Judge Burke's exacting standards regarding the sufficiency of pleadings in a patent case were on display in a recent R&R, in which he recommended dismissing indirect and willful infringement claims. This ruling demonstrates that although plaintiffs are not required to prove their case as the pleading stage, they are well advised to bolster their complaint with allegations that link the elements of their claims to specific facts.
The key passages of the 24-page R&R in Midwest Energy Emissions Corp. v. Vistra Energy Corp., C.A. No. 19-1334-RGA-CJB concern what makes an infringement claim "plausible" under the Twombly/Iqbal standard.
Inducement Claim Rejected for Lack of Plausibility
First, Judge Burke found that the complaint had failed to assert a cause of action of inducement at all against certain defendants:
If Plaintiffs wished to accuse these Defendants of induced infringement, Plaintiffs should have actually stated that allegation in the relevant Counts of the Complaint (coupled with an articulation of the elements of such a claim, and at least a nod as to why the facts suggest that these Defendants’ acts track those elements).
But in a footnote, he explained that even if the complaint had done so, the complaint would still be lacking because it lacked "sufficient facts to make induced infringement allegations plausible as to these Defendants."
Specifically, the complaint failed to
[I]dentify which entities within these Defendant groups have actually induced infringement, by which actions they are said to have done so, and how such actions encouraged another to infringe or necessarily resulted in infringement by another entity.
Additionally, with respect to a separate group of moving defendants, Judge Burke found that the failure to allege facts showing a specific intent to infringe a claim element was fatal.
Although the plaintiffs alleged that the defendants had "tailored" the amount of bromide added to coal, the complaint did not "sufficiently explain" or allege why the defendants "must necessarily know and intend that the coal plants will go on to perform the [claimed] Activated Carbon Step."
Judge Burke declined to "make the inferential leap" plaintiffs were urging, and explained that without facts supporting the elements of plaintiffs' claims, the Court would not "just assume" that those facts exist.
Willfulness Claim Rejected for Lacking Specifics
Next, regarding to willful infringement, Judge Burke again found the complaint insufficient because it did not make out a "plausible" case for infringement.
Plaintiffs had alleged that a patent-in-suit was identified to a predecessor company of one of the defendants.
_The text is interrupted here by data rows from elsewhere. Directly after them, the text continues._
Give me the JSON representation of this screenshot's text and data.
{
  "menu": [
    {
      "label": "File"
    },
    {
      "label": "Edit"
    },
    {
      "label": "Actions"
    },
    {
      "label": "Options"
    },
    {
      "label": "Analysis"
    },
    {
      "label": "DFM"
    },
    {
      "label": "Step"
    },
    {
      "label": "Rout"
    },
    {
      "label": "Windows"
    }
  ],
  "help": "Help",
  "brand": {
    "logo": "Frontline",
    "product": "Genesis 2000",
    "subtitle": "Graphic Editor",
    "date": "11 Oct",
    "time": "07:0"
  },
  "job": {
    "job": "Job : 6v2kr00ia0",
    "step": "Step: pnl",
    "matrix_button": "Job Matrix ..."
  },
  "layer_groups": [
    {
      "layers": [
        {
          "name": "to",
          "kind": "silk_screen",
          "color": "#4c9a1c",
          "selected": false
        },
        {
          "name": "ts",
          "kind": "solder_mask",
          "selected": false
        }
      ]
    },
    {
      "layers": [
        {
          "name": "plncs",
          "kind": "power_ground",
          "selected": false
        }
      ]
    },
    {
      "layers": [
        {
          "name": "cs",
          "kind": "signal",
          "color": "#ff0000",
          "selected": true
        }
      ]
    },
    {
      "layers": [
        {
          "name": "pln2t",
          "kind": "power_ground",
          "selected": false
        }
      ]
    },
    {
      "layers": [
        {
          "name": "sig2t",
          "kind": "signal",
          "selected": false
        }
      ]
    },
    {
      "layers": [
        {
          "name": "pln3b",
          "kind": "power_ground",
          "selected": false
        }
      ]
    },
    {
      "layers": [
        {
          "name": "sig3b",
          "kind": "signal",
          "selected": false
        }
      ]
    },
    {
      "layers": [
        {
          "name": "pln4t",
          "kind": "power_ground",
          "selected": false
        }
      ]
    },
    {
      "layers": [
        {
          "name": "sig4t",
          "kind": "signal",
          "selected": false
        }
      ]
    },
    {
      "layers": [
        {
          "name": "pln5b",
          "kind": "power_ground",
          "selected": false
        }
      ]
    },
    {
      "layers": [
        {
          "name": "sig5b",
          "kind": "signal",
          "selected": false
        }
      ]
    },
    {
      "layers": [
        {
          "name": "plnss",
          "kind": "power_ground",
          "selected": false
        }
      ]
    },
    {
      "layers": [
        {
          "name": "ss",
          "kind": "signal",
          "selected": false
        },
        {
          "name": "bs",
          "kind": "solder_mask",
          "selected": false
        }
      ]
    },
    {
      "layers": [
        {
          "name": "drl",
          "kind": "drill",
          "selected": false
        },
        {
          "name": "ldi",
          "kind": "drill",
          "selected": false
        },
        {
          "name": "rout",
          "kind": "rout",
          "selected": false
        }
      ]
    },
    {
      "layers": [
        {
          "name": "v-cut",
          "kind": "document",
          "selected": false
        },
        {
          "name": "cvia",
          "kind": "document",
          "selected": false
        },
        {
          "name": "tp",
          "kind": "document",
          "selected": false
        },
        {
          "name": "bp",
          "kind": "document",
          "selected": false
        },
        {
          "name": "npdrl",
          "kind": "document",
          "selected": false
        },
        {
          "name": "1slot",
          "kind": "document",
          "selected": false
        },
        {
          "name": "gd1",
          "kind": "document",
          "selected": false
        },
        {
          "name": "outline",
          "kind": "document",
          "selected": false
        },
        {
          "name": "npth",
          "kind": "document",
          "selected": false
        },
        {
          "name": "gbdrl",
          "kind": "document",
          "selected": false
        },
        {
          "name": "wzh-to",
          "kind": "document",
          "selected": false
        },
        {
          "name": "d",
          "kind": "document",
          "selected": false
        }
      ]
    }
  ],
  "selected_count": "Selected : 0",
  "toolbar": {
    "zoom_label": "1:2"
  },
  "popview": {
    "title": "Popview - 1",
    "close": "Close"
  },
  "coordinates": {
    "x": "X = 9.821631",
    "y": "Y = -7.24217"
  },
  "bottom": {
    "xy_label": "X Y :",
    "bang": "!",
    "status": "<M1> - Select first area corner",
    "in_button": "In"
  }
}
Judge Burke rhetorically challenged plaintiffs' argument that those allegations were sufficient, asking for more specifics, such as the identities of those involved:
Who at [predecessor company] PPL obtained that knowledge? Were those persons among those who later became [defendant] Talen employees after the spin off of a 'portion' of PPL’s business?
He recognized that it was "possible that the same PPL employees who met with ME2C in 2013 worked within the PPL business unit that eventually became Talen" but concluded that "in order for this to be plausible, Plaintiffs should plead facts in their Complaint that help to make this link."
Pre-Suit Knowledge Allegations Also Deficient
Addressing pre-suit knowledge of the patents-in-suit more generally, Judge Burke found that the fact that certain other defendants "'worked with' a third party . . . , and this third party is the place where the inventors were working when they 'developed' the asserted patents," was not enough to plausibly allege pre-suit knowledge.
He provided a framework for allegations that might meet the plausibility threshold:
(1) When did the CERT Defendants “work[] with” the [third party], and did that work occur at the same time as when the inventors worked there?; and (2) Did the nature of the CERT Defendants’ work and the inventors’ work with the [third party] suggest it is likely that the CERT Defendants would have been aware of the inventors’ efforts as to the asserted patents . . . ?
While the standards for pleading direct infringement may appear relaxed in view of Federal Circuit rulings, this R&R is an important reminder that plausibility can trip up even careful plaintiffs when it comes to other forms of infringement.